ASB mahnt: Pflegeversicherung muss grundlegend reformiert werden
Vorschläge von langjährigen Praktikern sollten beim Gesetzgeber Gehör finden
Dresden (ots)
"Fehlentwicklungen und Mängel, die der ASB bei der zurzeit heftig diskutierten Reform der Pflegeversicherung festgestellt hat, müssen berücksichtigt werden", fordert der ASB-Bundesvorsitzende Fritz Tepperwien auf der ASB-Pressekonferenz zur Zukunft der Pflegeversicherung in Dresden. "Es muss ein Finanzierungsmodell her, das eine qualitativ hochwertige Pflege langfristig sichert", so Tepperwien weiter.
Der Arbeiter-Samariter-Bund hat in seinen über 400 Diensten und Einrichtungen acht Jahre lang die Entwicklungen durch die Pflegeversicherung mitverfolgen können. Trotz einer grundsätzlich positiven Bewertung der Pflegeversicherung sieht er grundlegenden Reformbedarf auf mehreren Ebenen:
1. Sicherung der Finanzierung:
Ein zukünftiges Finanzierungsmodell muss nachhaltig, wirkungsvoll und störungsresistent angelegt sein. Damit dies gelingt, sollte die Sicherung der Pflege über die reine Lohn- und arbeitsbezogene Finanzierung erweitert werden. Denkbar wäre die Einbeziehung von Miet- und Kapitaleinkünften oder die Abschaffung der privaten Pflegeversicherung, also die Einbeziehung aller in die gesetzliche Pflegeversicherung als Solidargemeinschaft.
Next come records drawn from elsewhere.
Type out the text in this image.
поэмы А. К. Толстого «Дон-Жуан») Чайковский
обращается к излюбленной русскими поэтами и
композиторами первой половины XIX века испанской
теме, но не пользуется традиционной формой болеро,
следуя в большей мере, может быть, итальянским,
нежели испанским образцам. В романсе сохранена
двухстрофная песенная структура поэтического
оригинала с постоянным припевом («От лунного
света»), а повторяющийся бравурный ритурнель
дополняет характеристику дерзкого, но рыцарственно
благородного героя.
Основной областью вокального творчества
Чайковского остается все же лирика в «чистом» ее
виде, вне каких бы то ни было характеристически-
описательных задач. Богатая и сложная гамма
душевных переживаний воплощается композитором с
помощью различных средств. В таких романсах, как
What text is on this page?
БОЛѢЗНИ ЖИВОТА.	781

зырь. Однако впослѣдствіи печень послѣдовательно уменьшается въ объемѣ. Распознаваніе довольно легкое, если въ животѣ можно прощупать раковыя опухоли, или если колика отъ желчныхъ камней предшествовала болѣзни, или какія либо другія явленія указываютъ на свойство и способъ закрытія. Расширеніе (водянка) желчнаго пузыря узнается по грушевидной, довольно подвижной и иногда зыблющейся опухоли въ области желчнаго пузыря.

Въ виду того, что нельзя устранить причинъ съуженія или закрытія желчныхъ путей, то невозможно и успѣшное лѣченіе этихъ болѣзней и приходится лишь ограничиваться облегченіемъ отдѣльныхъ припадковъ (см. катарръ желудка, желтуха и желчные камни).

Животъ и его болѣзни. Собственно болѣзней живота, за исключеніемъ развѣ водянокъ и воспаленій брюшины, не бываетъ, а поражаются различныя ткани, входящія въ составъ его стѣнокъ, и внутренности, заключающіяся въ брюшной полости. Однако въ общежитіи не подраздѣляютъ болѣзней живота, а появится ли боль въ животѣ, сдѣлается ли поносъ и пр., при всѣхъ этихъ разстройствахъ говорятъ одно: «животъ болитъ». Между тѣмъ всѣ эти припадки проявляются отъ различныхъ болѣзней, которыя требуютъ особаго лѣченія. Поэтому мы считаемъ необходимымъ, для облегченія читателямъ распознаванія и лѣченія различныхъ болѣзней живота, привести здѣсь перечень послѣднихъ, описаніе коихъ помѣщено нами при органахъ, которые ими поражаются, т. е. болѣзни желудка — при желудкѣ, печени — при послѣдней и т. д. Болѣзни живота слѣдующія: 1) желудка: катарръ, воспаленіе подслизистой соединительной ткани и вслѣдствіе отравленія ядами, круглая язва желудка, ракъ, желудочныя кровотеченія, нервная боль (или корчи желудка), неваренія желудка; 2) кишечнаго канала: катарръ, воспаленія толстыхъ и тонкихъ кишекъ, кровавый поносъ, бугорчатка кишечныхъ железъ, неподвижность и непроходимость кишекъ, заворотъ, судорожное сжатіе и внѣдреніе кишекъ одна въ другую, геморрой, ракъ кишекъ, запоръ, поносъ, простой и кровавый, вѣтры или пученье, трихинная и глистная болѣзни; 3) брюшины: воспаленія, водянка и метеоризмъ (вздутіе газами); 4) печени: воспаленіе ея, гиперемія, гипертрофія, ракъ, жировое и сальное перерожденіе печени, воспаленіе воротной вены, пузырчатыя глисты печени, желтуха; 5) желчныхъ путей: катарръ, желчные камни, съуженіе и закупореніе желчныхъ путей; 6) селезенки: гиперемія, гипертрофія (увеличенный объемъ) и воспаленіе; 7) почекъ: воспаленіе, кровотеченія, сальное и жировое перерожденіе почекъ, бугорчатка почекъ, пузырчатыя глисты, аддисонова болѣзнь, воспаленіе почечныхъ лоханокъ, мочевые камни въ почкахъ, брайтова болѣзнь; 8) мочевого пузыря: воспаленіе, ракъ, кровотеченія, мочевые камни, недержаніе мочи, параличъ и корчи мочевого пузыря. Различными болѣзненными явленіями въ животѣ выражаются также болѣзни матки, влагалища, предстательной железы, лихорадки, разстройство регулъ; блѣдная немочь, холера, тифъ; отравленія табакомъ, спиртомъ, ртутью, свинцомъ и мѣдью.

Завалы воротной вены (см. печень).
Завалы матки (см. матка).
Die Eigenbeteiligung der Betroffenen sollte stärker betont und klarer definiert werden. In Fällen sozialer Härten sollten die Träger der Sozialhilfe wie bisher einspringen.
Statt "Pflegeversicherung" sollte es zukünftig "Pflegeunterstützung" heißen. Damit würde deutlich, dass keine Rundum-Versorgung erwartet werden kann.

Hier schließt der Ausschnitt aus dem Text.